I have no idea if he had thought through the logistics of moving the fish for even a second before he was in crisis mode – forethought was not necessarily his style. But Grandpa was never slow to act when action was called for, and he ordered us all into the pond. My sister had on a pair of new white shorts, if I remember right, but it didn’t matter. Grandpa told her she could go into the pond with or without the shorts, but she was going in with the rest of us.
I cannot adequately describe the smell at the bottom of a settling pond, full of fish, and moss and fish byproduct, and I hesitate to graphically describe what we were plowing through, but it definitely sticks to my memory. In the moment, Grandpa didn’t give us leisure to ponder on the state of our personal hygiene. “Quit horsing around,” he barked, his way, I guess, of describing our gymnastics as we frantically tried to find a foothold. “Hurry up and catch those fish!” Just as if it were as easy as that. Just as if those acrobatic fish were Idaho potatoes, patiently waiting for us to pick them up and throw them into the 5-gallon buckets he was holding.
Ever tried to grab hold of a muddy fish with muddy hands while slogging around in the bottom of a sinkhole? It’s real fun. I’d lunge forward in a spray of slime, grab a totally freaked-out fish, and it would shoot out of my hands like a rocket banana launching out of its peel, heading skyward with astounding slippery force. It’s amazing how high a fish can fly when friction is not a factor. Of course, I was also contending with cousin arms, elbows, knees and feet to the face, and I could only half see what I was doing. I had mud up my nose, mud caked in my ears and mud pasted under my eyelids. As we tore up the bottom of the pond, it got so murky, we couldn’t see the fish at all. We would spot frantic movement and slosh after it, moving in slow motion after fish that burrowed and jumped at warp speed. We gradually developed a plowing process that was somewhat successful, pushing a wave of fish toward the shore with our outstretched arms in a tsunami of gills, scales and flapping tails.
Grandpa was less than impressed with our efficiency. He encouraged us to “get a move on” with great vigor and a vocabulary so expressive it reminded me of farm rule No. 4: Never repeat what Grandpa says when you are at church or school. As soon as we had filled his buckets, he’d take off running to dump the fish in another pond and come back for more.
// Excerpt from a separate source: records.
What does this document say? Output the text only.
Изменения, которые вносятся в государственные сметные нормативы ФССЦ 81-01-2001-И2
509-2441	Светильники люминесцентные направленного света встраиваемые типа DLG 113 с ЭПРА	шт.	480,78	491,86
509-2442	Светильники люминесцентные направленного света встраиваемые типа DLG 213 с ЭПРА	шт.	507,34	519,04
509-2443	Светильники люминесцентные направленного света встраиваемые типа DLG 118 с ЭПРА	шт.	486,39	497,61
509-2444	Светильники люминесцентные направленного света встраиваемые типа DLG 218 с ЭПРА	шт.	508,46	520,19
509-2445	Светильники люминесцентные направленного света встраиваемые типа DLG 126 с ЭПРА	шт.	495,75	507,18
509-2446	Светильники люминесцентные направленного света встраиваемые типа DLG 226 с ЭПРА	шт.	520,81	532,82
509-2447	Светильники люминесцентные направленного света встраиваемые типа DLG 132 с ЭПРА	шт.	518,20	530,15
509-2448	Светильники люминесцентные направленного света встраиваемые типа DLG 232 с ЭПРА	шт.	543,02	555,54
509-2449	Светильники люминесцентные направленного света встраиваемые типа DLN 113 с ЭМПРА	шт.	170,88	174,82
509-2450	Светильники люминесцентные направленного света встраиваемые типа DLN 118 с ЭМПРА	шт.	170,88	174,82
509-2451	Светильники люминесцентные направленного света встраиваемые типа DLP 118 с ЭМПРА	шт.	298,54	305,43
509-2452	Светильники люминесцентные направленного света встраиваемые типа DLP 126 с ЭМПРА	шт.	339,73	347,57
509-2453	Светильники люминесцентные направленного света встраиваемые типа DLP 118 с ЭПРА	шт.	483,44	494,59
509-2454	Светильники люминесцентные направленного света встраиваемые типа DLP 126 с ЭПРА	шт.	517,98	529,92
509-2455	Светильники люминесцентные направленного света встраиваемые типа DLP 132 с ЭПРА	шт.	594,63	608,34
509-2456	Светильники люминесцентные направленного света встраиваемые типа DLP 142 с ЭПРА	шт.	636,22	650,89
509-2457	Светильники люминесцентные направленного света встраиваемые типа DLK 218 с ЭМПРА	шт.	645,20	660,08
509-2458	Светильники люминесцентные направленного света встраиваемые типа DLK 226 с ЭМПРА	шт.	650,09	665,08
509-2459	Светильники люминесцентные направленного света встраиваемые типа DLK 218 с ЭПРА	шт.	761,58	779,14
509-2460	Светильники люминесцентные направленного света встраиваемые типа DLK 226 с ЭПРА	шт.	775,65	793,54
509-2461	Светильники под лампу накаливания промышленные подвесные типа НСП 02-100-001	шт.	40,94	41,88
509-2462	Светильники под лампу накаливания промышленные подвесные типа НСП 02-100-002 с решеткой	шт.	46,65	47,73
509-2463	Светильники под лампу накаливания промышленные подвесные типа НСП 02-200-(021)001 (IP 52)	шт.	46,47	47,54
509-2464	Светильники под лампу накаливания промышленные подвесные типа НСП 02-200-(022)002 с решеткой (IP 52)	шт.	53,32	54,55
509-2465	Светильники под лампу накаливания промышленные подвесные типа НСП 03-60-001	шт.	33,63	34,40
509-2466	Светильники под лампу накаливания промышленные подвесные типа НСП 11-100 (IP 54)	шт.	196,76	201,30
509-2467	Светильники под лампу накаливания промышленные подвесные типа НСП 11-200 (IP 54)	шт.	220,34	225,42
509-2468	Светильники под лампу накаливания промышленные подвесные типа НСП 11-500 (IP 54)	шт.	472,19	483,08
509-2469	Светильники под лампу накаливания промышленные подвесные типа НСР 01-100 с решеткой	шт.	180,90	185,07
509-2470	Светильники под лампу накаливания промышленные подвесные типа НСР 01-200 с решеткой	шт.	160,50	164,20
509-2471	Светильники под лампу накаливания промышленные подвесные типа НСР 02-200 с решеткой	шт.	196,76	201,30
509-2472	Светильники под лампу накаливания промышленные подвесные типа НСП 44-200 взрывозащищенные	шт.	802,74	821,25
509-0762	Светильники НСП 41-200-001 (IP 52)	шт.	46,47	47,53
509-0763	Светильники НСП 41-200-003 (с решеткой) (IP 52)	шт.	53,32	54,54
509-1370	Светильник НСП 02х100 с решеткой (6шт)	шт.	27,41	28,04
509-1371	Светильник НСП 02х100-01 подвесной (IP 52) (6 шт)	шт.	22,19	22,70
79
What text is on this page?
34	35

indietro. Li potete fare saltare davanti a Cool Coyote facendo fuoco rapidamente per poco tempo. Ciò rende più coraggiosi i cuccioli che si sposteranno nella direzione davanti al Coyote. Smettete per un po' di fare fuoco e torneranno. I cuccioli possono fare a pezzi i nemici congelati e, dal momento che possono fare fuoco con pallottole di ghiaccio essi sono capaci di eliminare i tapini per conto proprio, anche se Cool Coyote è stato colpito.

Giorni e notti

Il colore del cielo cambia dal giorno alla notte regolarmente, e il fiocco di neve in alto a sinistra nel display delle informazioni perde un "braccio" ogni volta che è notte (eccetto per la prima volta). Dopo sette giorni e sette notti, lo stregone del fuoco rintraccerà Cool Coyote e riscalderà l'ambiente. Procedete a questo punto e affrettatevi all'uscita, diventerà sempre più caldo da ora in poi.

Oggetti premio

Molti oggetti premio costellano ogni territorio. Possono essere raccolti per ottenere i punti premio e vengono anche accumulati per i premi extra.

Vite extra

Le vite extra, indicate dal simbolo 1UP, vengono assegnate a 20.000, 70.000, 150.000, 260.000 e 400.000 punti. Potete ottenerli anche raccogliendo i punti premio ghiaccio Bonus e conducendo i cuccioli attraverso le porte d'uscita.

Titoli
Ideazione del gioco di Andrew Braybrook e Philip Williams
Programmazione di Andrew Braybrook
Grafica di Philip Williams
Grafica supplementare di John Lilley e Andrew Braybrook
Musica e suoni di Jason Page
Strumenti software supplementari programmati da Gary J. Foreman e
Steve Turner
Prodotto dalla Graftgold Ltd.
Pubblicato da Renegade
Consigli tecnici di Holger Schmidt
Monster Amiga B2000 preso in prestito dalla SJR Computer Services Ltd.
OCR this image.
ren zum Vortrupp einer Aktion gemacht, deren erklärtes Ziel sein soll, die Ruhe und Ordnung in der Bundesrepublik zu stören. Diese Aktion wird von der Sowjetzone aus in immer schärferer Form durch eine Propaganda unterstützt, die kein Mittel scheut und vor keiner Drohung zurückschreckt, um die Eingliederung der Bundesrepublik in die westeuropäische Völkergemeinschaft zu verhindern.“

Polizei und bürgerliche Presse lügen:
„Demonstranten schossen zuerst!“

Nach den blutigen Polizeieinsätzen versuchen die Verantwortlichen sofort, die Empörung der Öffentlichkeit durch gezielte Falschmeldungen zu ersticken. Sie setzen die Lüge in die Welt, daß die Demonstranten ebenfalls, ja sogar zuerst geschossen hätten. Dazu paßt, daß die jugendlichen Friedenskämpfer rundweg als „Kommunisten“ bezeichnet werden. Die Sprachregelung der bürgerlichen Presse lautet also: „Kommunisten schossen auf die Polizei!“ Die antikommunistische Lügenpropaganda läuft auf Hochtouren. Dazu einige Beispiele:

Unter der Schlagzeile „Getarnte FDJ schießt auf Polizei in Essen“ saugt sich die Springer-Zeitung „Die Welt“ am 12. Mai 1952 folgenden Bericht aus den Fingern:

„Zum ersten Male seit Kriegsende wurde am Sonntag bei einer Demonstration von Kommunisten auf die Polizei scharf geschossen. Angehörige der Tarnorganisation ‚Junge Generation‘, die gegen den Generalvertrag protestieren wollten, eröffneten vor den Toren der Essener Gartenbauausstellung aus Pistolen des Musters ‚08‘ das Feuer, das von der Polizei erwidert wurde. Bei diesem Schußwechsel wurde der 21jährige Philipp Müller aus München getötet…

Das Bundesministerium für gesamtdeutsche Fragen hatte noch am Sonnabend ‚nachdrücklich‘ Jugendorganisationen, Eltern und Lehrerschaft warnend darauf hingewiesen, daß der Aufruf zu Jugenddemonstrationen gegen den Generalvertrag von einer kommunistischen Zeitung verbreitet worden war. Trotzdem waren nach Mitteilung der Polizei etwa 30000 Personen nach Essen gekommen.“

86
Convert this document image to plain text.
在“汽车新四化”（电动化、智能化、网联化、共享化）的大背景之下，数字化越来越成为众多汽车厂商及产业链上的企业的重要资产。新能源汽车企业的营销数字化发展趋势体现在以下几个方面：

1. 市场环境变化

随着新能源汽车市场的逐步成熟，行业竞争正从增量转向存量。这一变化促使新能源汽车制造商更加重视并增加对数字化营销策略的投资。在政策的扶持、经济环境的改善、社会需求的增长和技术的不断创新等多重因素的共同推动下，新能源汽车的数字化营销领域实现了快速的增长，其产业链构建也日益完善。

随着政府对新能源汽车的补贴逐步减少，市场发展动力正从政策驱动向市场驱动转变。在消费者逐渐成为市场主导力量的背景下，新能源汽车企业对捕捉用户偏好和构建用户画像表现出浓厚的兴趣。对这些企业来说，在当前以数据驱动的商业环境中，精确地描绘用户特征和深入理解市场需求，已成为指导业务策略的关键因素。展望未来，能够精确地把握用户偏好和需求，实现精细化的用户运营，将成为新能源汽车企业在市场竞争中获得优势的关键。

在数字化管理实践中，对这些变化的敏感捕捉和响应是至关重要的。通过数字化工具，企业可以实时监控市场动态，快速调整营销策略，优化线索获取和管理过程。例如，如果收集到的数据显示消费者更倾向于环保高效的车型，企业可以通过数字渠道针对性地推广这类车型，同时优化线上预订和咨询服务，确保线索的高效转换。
The filling and dumping and filling and dumping seemed to go on for hours, and we were starting to fossilize when the mud finally stopped moving and settled into a calm morass – still, silent and fin-free.
I climbed the bank slowly, as heavy with mud as a mammoth, and Grandpa sent me to wash off in another fishpond. I jumped in with a splash and found myself swimming in a whirlpool of speckled trout, the fish rushing around me in a slow, circling tornado. Without a doubt, that summer day was one of the best days of my life.